Projet de test de deux souches de B. bassiana
À l'issue de cette première phase d'information et d'alerte, et dans l'objectif d'empêcher la propagation de cette nouvelle infestation, un projet de mise en oeuvre d'un protocole expérimental de lutte biologique a été lancé. Il permettra de tester deux souches de Beauveria bassiana : la 147 (substance de l'Ostrinil, autorisé sur palmier contre le papillon Paysandisia archon et en cours de tests sur le charançon rouge) et la 111 B005. Il a été élaboré sous la supervision scientifique et technique de l'Astredhor (Institut technique de l'horticulture).
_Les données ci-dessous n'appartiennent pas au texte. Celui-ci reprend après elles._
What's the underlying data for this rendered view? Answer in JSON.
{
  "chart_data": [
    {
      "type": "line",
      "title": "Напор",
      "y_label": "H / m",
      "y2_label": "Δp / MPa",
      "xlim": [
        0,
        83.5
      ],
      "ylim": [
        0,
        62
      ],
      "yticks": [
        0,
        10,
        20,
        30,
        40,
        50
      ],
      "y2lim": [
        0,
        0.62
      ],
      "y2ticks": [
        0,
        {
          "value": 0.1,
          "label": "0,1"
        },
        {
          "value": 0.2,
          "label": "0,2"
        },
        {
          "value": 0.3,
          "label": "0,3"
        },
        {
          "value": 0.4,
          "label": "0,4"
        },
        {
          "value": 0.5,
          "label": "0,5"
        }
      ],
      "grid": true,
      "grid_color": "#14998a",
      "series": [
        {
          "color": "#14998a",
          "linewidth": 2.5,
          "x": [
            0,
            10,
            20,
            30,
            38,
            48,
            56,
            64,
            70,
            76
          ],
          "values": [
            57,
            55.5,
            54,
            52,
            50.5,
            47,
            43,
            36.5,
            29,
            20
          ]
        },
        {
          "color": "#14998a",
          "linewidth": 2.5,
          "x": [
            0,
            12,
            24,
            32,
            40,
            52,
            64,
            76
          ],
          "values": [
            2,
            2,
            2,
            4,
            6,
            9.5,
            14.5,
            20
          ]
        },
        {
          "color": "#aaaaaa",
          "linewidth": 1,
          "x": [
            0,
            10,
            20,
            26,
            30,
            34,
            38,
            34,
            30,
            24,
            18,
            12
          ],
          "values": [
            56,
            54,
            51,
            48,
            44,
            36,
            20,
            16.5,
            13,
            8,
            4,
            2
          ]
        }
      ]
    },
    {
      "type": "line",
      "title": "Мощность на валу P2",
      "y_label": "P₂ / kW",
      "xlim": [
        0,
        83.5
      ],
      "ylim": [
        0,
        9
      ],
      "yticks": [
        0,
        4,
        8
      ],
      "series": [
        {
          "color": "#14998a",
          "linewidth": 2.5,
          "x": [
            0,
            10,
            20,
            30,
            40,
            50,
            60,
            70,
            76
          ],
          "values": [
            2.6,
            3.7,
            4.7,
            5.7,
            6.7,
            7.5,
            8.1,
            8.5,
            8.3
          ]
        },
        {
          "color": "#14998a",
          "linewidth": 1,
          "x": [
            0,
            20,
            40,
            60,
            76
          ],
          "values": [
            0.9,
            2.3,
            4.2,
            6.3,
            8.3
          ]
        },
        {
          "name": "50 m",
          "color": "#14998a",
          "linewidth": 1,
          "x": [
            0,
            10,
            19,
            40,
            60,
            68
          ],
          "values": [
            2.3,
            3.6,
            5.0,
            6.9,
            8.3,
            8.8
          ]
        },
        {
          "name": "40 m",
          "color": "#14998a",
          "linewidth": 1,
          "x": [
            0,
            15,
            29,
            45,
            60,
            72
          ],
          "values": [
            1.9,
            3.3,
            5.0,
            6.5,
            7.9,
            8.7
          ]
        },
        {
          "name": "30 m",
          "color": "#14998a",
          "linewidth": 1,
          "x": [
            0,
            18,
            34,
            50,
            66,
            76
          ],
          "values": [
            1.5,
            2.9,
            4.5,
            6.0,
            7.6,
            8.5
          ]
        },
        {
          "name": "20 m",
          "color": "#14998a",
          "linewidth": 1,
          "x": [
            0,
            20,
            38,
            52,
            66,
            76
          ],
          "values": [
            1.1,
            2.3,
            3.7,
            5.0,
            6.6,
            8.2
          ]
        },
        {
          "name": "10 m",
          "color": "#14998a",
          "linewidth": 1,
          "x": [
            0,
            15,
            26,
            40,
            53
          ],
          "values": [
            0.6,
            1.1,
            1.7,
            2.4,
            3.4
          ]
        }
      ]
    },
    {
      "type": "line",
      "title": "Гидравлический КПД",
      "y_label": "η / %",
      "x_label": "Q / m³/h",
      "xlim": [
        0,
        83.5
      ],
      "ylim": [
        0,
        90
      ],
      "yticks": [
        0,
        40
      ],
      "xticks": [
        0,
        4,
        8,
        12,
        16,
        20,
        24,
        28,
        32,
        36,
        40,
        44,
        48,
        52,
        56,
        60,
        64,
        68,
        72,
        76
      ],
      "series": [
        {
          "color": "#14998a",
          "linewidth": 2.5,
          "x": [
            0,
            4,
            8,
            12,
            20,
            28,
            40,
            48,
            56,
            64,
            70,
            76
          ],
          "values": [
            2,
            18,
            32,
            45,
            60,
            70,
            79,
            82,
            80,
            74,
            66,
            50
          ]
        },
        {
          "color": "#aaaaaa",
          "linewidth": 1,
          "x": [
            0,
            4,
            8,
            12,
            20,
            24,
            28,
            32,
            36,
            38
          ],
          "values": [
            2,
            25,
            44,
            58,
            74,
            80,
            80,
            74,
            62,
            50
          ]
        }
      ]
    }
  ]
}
Le COPIL azuréen l'a soumis pour avis et validation à la commune de Saint-Jean-Cap-Ferrat, dans le cadre d'un processus transversal, et aux services compétents de la DGAL (Direction générale de l'alimentation).
Suite à l'accord de la Commune et à l'avis de principe favorable de la DGAL, le projet de protocole expérimental définitif (visant un organisme encore non réglementé) est en cours de préparation.
Il sera finalisé au printemps 2013. Il sera supervisé au plan scientifique et technique durant sa mise en oeuvre (3 ans sur les zones délimitées), par l'Astredhor. Il associera, dans le cadre d'une convention multipartite, le COPIL azuréen, la commune de Saint-Jean-Cap-Ferrat, les propriétaires et les professionnels agréés volontaires, ainsi que l'entreprise Natural Plant Protection (N.P.P., groupe Arysta LifeScience), fabricante des souches de Beauveria mentionnées, et le laboratoire Vegetech, expérimentateur.
Les résultats de ce travail seront soumis, au fur et à mesure de leur compilation, à la validation de la DGAL qui sera étroitement associée à ces travaux.